Whatever the cause, Briggs has an equivocal attitude to qualifications, which is at odds with a great respect for the well-written word, a preoccupation evident in Gentleman Jim.

Jim is a grown-up with the mind of a 10-year-old, who longs to better himself while working away at a hard, solitary job as a lavatory attendant; he and his wife, Hilda, who also appear in When the Wind Blows, are perfect innocents, both like and unlike his own parents. The homely details of the Briggs' cosy suburban life feature often in the books.

It is easy to identify this quiet only child with the young lad who soars heavenwards with the Snowman, and who appears in a slightly older version in The Man, and tempting to speculate on the social consequences of his solitary childhood. Briggs deflates such half-baked psychology about his characters with purely practical reasoning: 'The thing is, you want to have as few people as possible. It gets tiresome drawing too many.'

He loves minutiae. He is delighted to find that he may have invented the first mountain bike with Fungus the Bogeyman's solid-wheeled Bogeybike - 'Golly, that's a brilliant thought.' Fungus spends a good deal of time cycling; Briggs is 'quite keen on it theoretically', and charts the sartorial development of the cyclist with characteristic detail. 'In those days it was elderly old boys, about the age I am now, in baggy corduroy shorts and a rolled-up leather cape on a saddlebag at the back. Everyone's dressed up like a racing cyclist today, even if they're only posting letters.'

Fungus, humming his gentle way through a day's work of scaring humans, constantly asks himself: 'Is this all there is to it?' Did this reflect the author's spiritual crisis, a personal crossroads? 'Oh, yes - the mid-life crisis, the good old menopause - that sort of thing, I'm well on the other side of that now.' So life is worth something again, is it? 'Oh, the grave, mainly, looming.'

This gloomy pronouncement sits oddly with Earl Grey and muffins in the Waldorf, yet I feel I should not be too cast down: Briggs obviously enjoys his reputation as a Cassandra, and the thought of the looming grave is obviously bracing.

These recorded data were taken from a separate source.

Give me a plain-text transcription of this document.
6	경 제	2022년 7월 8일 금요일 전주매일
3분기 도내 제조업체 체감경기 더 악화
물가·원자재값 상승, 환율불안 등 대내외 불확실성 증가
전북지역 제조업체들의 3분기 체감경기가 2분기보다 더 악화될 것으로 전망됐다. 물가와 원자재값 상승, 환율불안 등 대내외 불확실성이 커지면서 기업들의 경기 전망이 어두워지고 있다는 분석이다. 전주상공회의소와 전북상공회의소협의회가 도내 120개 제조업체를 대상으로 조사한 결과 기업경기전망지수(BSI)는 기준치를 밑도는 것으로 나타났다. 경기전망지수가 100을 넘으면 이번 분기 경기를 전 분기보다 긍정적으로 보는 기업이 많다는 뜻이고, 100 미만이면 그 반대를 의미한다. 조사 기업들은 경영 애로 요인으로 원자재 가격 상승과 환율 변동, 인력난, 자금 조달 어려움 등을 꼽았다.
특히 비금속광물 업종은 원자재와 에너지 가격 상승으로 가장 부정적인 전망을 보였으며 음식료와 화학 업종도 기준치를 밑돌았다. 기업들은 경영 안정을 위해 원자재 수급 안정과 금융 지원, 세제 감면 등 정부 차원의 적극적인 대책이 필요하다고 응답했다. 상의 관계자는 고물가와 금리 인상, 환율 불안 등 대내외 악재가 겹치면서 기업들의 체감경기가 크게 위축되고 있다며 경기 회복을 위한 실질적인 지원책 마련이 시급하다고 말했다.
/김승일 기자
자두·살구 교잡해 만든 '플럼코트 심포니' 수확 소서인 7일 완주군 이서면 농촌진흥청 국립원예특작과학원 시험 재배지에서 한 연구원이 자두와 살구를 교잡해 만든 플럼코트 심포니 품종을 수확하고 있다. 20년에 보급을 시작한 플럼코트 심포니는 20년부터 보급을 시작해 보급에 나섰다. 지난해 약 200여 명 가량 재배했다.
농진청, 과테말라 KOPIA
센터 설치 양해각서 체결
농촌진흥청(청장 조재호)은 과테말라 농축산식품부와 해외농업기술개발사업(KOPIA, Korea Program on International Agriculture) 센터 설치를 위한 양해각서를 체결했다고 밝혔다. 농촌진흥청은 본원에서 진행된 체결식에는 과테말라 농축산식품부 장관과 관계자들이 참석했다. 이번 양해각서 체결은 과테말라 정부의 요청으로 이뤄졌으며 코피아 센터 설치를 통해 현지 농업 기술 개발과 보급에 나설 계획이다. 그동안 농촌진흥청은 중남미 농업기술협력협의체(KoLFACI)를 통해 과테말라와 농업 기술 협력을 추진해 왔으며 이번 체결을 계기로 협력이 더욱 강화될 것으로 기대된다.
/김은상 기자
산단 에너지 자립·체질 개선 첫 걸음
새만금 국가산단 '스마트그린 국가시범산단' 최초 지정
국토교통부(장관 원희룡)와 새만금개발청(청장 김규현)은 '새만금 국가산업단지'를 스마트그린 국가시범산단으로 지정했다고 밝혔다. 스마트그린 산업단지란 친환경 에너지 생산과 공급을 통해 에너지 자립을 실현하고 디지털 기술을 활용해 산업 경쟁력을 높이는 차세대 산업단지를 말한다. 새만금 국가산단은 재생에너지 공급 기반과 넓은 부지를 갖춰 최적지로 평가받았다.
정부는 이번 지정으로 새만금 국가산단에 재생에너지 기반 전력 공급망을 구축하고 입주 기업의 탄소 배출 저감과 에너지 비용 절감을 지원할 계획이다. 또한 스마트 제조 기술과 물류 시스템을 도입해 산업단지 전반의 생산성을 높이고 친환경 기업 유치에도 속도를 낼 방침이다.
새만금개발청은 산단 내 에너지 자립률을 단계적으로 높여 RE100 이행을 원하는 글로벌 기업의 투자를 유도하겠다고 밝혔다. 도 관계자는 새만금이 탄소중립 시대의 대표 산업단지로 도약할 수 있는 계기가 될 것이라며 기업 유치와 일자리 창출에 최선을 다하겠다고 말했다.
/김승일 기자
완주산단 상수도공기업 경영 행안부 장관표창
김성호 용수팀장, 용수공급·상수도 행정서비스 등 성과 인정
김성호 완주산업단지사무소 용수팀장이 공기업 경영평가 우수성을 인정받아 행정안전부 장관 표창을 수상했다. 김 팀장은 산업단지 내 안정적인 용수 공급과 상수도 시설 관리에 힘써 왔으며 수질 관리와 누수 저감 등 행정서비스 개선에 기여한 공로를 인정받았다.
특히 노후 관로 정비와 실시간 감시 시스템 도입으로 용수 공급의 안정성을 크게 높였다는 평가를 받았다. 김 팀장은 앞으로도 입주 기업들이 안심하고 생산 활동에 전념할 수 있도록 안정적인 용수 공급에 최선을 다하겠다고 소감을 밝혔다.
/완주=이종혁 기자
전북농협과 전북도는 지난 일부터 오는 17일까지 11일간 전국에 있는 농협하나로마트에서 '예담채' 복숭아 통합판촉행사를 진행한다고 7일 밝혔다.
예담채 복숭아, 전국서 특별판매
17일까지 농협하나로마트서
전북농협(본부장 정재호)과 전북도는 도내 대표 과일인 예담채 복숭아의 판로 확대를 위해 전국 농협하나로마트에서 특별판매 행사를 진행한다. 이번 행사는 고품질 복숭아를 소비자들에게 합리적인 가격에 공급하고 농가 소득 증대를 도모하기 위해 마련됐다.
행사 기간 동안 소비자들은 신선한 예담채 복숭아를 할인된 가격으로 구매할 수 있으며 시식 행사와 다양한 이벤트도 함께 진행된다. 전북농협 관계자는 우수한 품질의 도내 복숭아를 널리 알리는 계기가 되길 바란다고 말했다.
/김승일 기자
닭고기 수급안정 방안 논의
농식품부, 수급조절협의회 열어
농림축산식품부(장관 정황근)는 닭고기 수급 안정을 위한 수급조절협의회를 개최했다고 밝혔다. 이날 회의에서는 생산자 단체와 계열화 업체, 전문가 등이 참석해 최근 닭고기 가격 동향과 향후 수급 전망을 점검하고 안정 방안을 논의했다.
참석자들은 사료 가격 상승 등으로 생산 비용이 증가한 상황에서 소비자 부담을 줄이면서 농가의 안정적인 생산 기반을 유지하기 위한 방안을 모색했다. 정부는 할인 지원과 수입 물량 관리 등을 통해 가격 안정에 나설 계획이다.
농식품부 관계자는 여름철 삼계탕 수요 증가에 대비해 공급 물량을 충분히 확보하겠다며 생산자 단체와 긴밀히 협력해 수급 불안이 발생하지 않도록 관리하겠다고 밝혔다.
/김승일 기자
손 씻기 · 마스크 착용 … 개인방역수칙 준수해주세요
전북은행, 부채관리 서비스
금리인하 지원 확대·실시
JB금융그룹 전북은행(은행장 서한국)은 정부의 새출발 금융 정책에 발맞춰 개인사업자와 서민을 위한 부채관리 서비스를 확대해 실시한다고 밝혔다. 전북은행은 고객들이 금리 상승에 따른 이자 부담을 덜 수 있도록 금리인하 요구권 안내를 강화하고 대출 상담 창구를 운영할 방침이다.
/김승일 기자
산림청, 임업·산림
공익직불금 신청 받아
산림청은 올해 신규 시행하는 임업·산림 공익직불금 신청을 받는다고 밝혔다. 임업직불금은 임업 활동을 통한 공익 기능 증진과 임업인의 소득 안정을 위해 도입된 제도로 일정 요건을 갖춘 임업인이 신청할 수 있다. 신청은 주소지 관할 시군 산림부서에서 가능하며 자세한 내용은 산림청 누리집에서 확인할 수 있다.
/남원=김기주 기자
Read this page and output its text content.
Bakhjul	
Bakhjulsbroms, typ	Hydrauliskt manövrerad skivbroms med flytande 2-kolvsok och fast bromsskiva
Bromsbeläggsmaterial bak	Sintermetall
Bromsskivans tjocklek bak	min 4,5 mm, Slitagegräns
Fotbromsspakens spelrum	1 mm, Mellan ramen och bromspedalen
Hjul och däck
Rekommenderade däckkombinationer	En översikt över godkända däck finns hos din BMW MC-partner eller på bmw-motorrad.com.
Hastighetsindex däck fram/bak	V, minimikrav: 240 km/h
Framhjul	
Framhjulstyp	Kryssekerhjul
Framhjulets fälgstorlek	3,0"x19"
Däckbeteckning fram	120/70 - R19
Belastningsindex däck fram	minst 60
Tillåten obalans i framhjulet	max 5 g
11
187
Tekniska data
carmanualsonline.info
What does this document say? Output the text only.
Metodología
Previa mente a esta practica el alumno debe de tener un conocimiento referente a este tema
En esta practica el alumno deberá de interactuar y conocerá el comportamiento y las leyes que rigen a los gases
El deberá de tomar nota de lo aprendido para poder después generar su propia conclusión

Like Fungus and Gentleman Jim, he is a steady sort. The success of his books and their lucrative spin-offs have not inspired him to look for a mansion on the Isle of Man: 'I've been in the same house in Sussex for 25 years. I don't like moving much.'

On the day we met he had just been to the BBC, where Michael Palin was recording a radio version of The Man. 'He liked it all right. It's wonderful when someone you've admired for years likes what you've done - he's got just the right, quirky, slightly rebellious feel to him.'

The text of The Man is pure dialogue; there is not a word of narrative in its 70 pages, making it ideal for radio. 'The BBC says it's all to do with innocence - that when the boy is crying at the end he's almost lost his own childhood innocence, because of what he's learnt. But you don't think of these things when you're doing it. I always work unconsciously, just do it as it comes into my head. That's why they're all formless, I suppose.'

This hardly matters when his form works so well. So is he working on a new book? 'I'm trying to give up illustrated books. I want to be a proper writer, and write a book with long words. But I don't know what it is going to be yet.'

It is more than likely that he does know, but like the enigmatic character in his new book, sees no reason why he should tell us.

'The Man' is published today by Julia MacRae Books, pounds 9.99.